McGrath also deals with the popular view today that heresy is merely history's "loser," the ideology of the oppressed. He shows that this was certainly not the case in the "proto-orthodoxy" period prior to Constantine since the church had no power whereby to enforce orthodoxy. Even at the time of Constantine, McGrath makes the case that orthodoxy was more than a function of power politics. Arianism, for example, was found to be intellectually wanting apart from whatever politics were at play. McGrath does concede, however, that orthodoxy and heresy became political instruments in the Middle Ages.
***
McGrath's book is a nuanced read that gives the reader an appreciation for the complexity of the ideas of heresy and orthodoxy. For those of us who hold too closely to the views of church history propagated by Dan Brown et al., McGrath's book is a necessary corrective. Heresy is not a victim of theological oppression (p. 79). But the corrective force of McGrath's book applies also to those of us who reflexively assume the worst morally of men who have come to be associated with heresy.

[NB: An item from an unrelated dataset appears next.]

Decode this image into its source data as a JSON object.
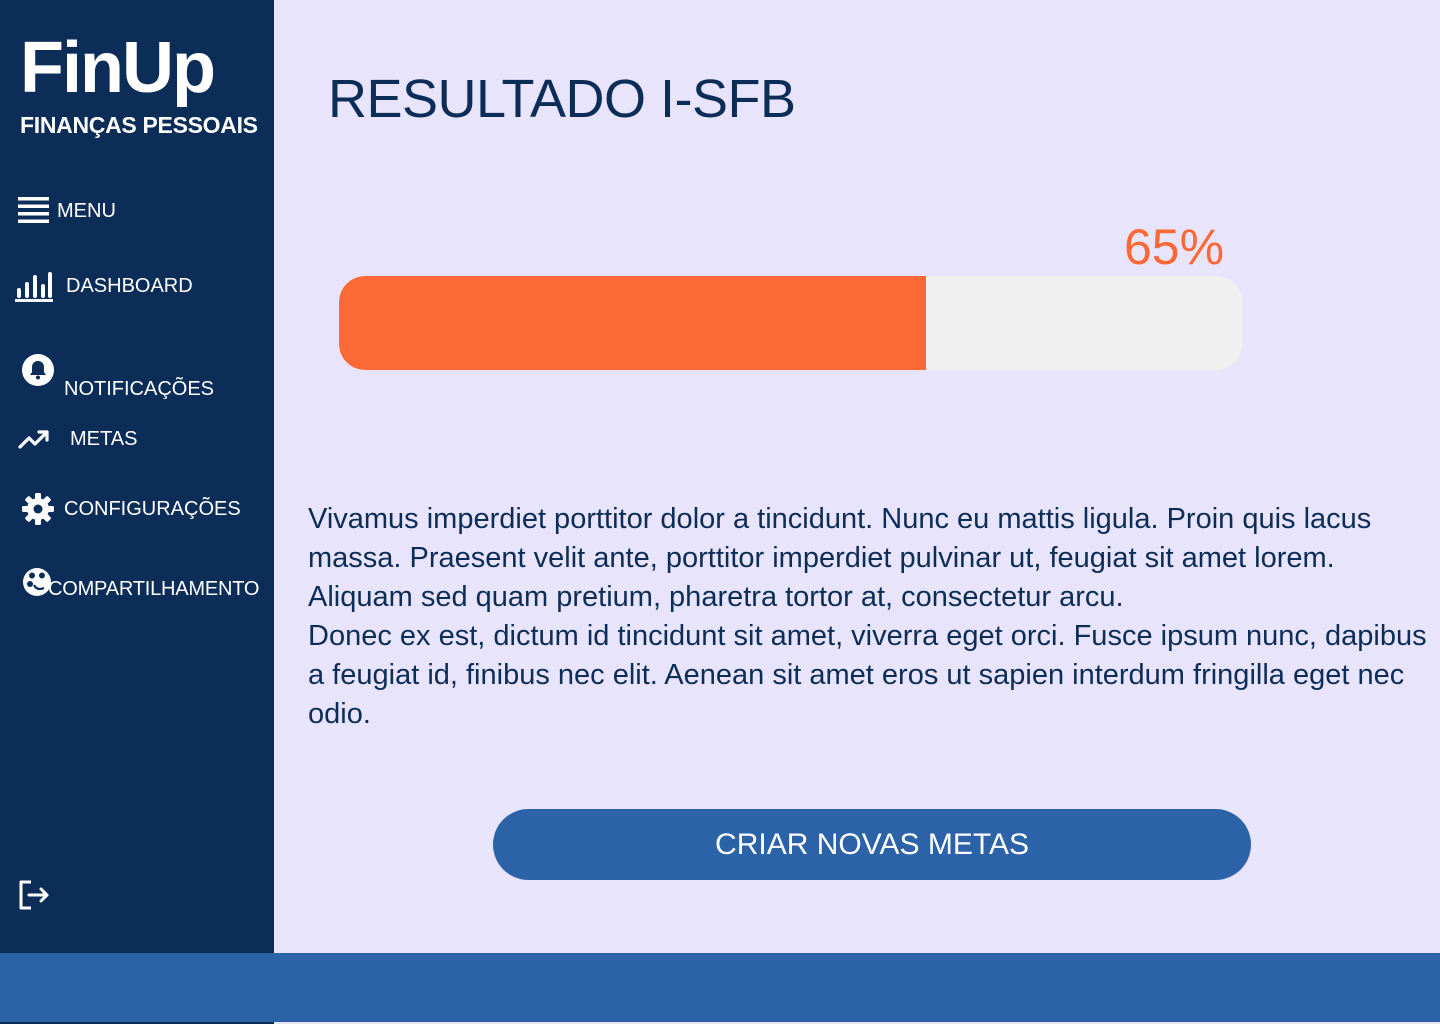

Despite the wonderful things about the book, I do have a few complaints. For starters, I observed a fairly frequent repetition of content in the book as did other reviewers. I'm not sure why this was thought to be necessary, but it's distracting and annoying to the reader when coming across the same thing over and over again.
Secondly, for someone of McGrath's calibre, he makes a rather bold statement about the New Testament usage of hairesis that is, unfortunately, also a bald statement. On page 37, McGrath claims that the Greek word translated "heresy" is a neutral, non-pejorative term referring only to a school of thought in the New Testament era. Any negative associations with the word, McGrath assures us, are "linked to the social divisiveness and intellectual rivalry that these schools of thought sometimes created." Ignoring the fact that "intellectual rivalry" implies some sort of doctrinal difference, McGrath doesn't interact at all with the lexical authority on New Testament words, BDAG (3rd edition), which defines the use of hairesis in 2 Peter 2.1 as a reference to opinions or dogmas (p. 28). Instead, he asserts that influential translations like the Authorized Version obscured the true meaning of hairesis, which is "sect." He praises William Tyndale for translating hairesis in 2 Peter 2.1 as "damnable sects." No mention of the internal evidence for the Authorized Version's translation, "damnable heresies." No mention of BDAG. This is a glaring problem since the statement is no small point.
Other criticisms could be made, but the review is already too long.
Overall, much is to be gained from reading McGrath's book, these shortfalls aside.